Parham GP, Sahasrabuddhe VV, Mwanahamuntu MH, Shepherd BE, Hicks ML, Stringer EM, Vermund SH
HIV-infected women living in resource-constrained nations like Zambia are now accessing antiretroviral therapy and thus may live long enough for HPV-induced cervical cancer to manifest and progress. We evaluated the prevalence and predictors of cervical squamous intraepithelial lesions (SIL) among HIV-infected women in Zambia.
We screened 150 consecutive, non-pregnant HIV-infected women accessing HIV/AIDS care services in Lusaka, Zambia. We collected cervical specimens for cytological analysis by liquid-based monolayer cytology (ThinPrep Pap Test®) and HPV typing using the Roche Linear Array® PCR assay.
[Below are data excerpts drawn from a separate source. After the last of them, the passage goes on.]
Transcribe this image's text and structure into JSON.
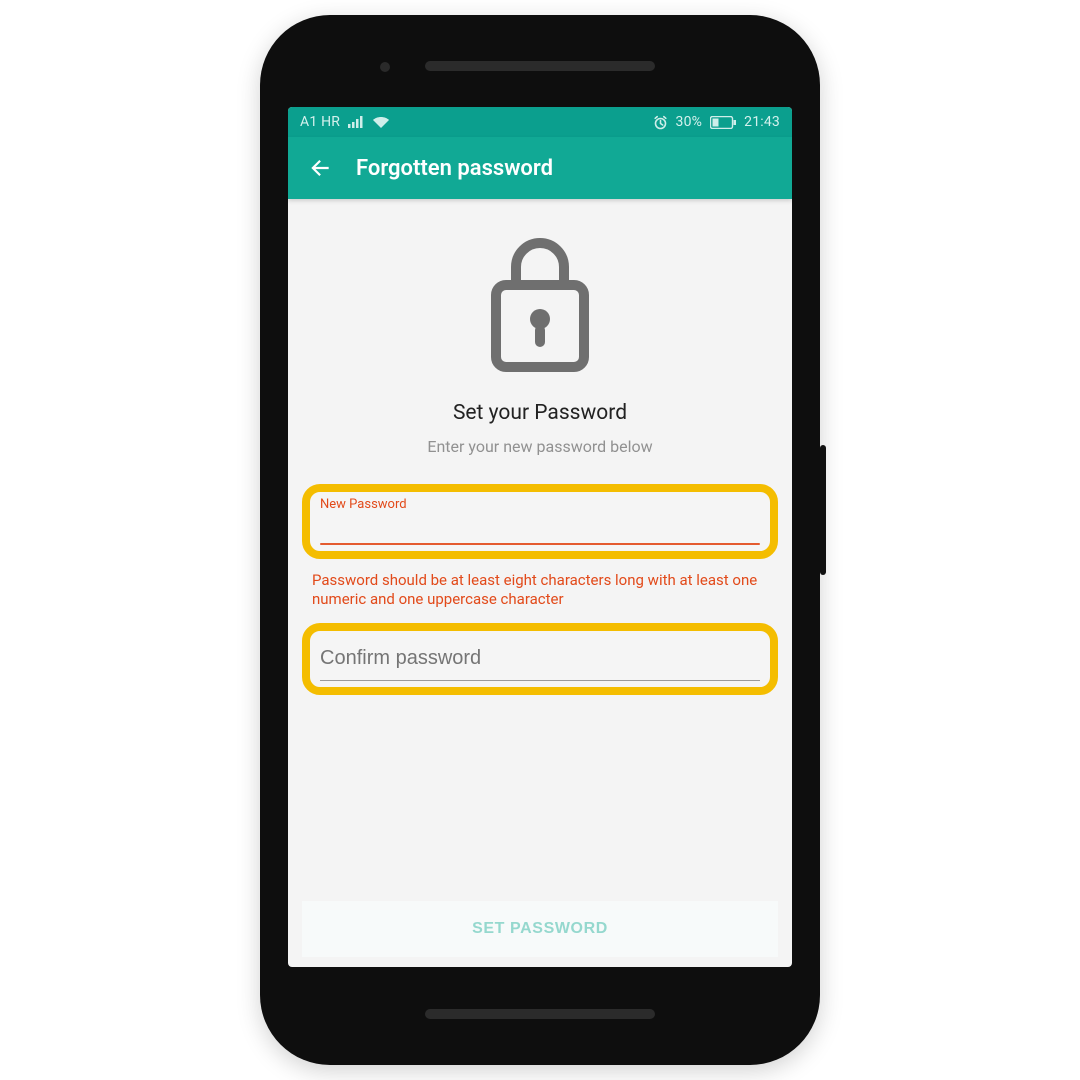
{
  "statusbar": {
    "carrier": "A1 HR",
    "battery_percent": "30%",
    "clock": "21:43"
  },
  "titlebar": {
    "title": "Forgotten password"
  },
  "main": {
    "heading": "Set your Password",
    "subheading": "Enter your new password below",
    "new_password": {
      "label": "New Password",
      "value": "",
      "error": "Password should be at least eight characters long with at least one numeric and one uppercase character"
    },
    "confirm_password": {
      "placeholder": "Confirm password",
      "value": ""
    },
    "submit_label": "SET PASSWORD"
  },
  "colors": {
    "accent": "#11a995",
    "highlight": "#f4bd00",
    "error": "#e24a1a"
  }
}
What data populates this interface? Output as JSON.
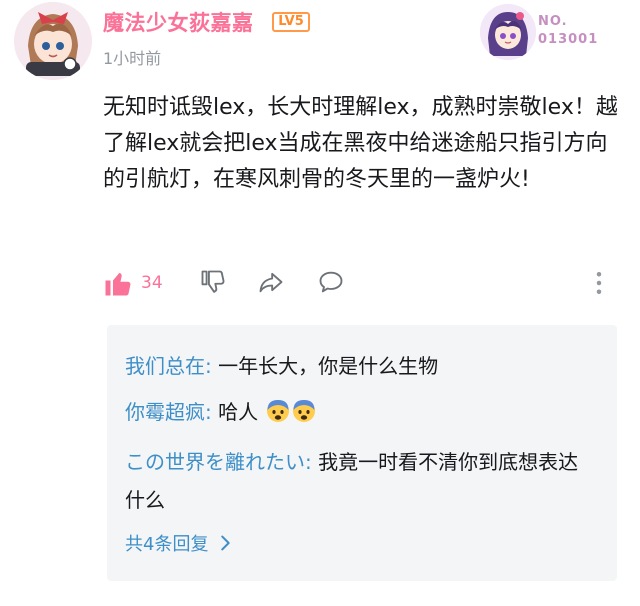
{
  "comment": {
    "username": "魔法少女荻嘉嘉",
    "level": "LV5",
    "time": "1小时前",
    "content": "无知时诋毁lex，长大时理解lex，成熟时崇敬lex！越了解lex就会把lex当成在黑夜中给迷途船只指引方向的引航灯，在寒风刺骨的冬天里的一盏炉火!",
    "likes": "34"
  },
  "fan_badge": {
    "label": "NO.",
    "number": "013001"
  },
  "replies": [
    {
      "name": "我们总在:",
      "text": " 一年长大，你是什么生物"
    },
    {
      "name": "你霉超疯:",
      "text": " 哈人",
      "emoji_count": 2
    },
    {
      "name": "この世界を離れたい:",
      "text": " 我竟一时看不清你到底想表达什么"
    }
  ],
  "more_replies": "共4条回复",
  "icons": {
    "like": "thumbs-up-icon",
    "dislike": "thumbs-down-icon",
    "share": "share-arrow-icon",
    "reply": "comment-bubble-icon",
    "more": "vertical-dots-icon",
    "emoji": "fearful-face-emoji",
    "chevron": "chevron-right-icon"
  },
  "colors": {
    "accent_pink": "#fb7299",
    "link_blue": "#3e8fc8",
    "level_orange": "#ff8a2a",
    "meta_gray": "#9499a0"
  }
}
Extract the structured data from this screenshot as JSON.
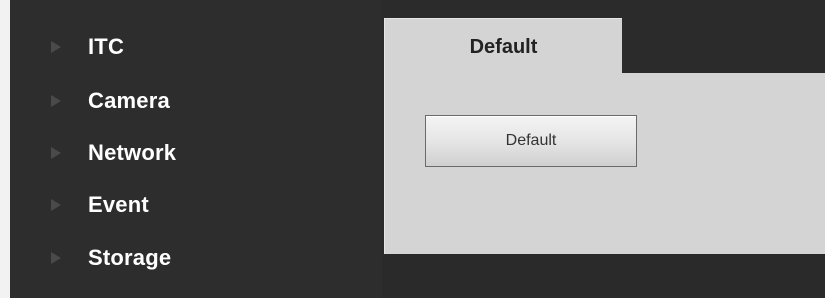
{
  "sidebar": {
    "items": [
      {
        "label": "ITC",
        "icon": "triangle-right-icon"
      },
      {
        "label": "Camera",
        "icon": "triangle-right-icon"
      },
      {
        "label": "Network",
        "icon": "triangle-right-icon"
      },
      {
        "label": "Event",
        "icon": "triangle-right-icon"
      },
      {
        "label": "Storage",
        "icon": "triangle-right-icon"
      }
    ]
  },
  "main": {
    "tabs": [
      {
        "label": "Default",
        "active": true
      }
    ],
    "panel": {
      "default_button_label": "Default"
    }
  },
  "colors": {
    "sidebar_bg": "#2d2d2d",
    "panel_bg": "#d4d4d4",
    "nav_text": "#ffffff",
    "arrow": "#4a4a4a"
  }
}
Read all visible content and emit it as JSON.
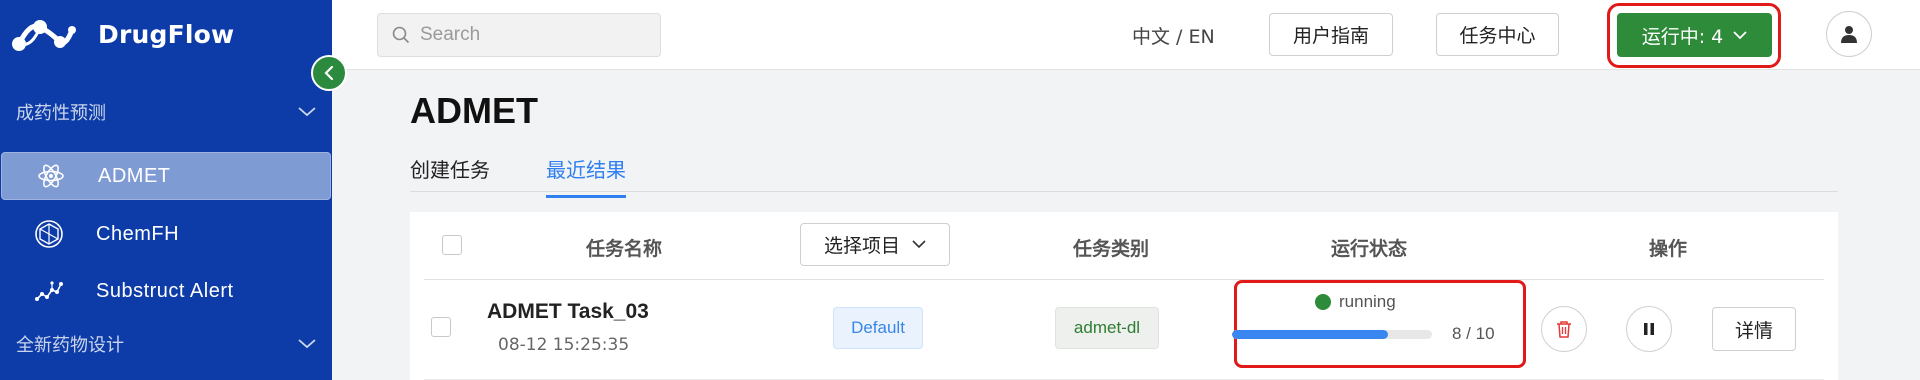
{
  "app": {
    "name": "DrugFlow"
  },
  "sidebar": {
    "groups": [
      {
        "label": "成药性预测"
      },
      {
        "label": "全新药物设计"
      }
    ],
    "items": [
      {
        "label": "ADMET",
        "icon": "atom-icon",
        "active": true
      },
      {
        "label": "ChemFH",
        "icon": "hexagon-icon",
        "active": false
      },
      {
        "label": "Substruct Alert",
        "icon": "molecule-icon",
        "active": false
      }
    ]
  },
  "header": {
    "search_placeholder": "Search",
    "language": "中文 / EN",
    "guide_label": "用户指南",
    "task_center_label": "任务中心",
    "running_label": "运行中: 4"
  },
  "page": {
    "title": "ADMET",
    "tabs": [
      {
        "label": "创建任务",
        "active": false
      },
      {
        "label": "最近结果",
        "active": true
      }
    ]
  },
  "table": {
    "columns": {
      "name": "任务名称",
      "project_select": "选择项目",
      "type": "任务类别",
      "status": "运行状态",
      "actions": "操作"
    },
    "rows": [
      {
        "name": "ADMET Task_03",
        "time": "08-12 15:25:35",
        "project": "Default",
        "type": "admet-dl",
        "status": "running",
        "progress_text": "8 / 10",
        "progress_fraction": 0.78,
        "detail_label": "详情"
      }
    ]
  },
  "colors": {
    "sidebar_bg": "#0d3ca8",
    "accent_blue": "#2f7ff0",
    "running_green": "#2e8b3a",
    "highlight_red": "#e11919"
  }
}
The median age of study participants was 36 years (range 23-49 years) and their median CD4+ count was 165/μL (range 7-942). The prevalence of SIL on cytology was 76% (114/150), of which 23.3% (35/150) women had low-grade SIL, 32.6% (49/150) had high-grade SIL, and 20% (30/150) had lesions suspicious for squamous cell carcinoma (SCC). High-risk HPV types were present in 85.3% (128/150) women. On univariate analyses, age of the participant, CD4+ cell count, and presence of any high-risk HPV type were significantly associated with the presence of severely abnormal cytological lesions (i.e., high-grade SIL and lesions suspicious for SCC). Multivariable logistic regression modeling suggested the presence of any high-risk HPV type as an independent predictor of severely abnormal cytology (adjusted OR: 12.4, 95% CI 2.62-58.1, p=0.02).
The high prevalence of abnormal squamous cytology in our study is one of the highest reported in any population worldwide. Screening of HIV-infected women in resource-constrained settings like Zambia should be implemented to prevent development of HPV-induced SCC.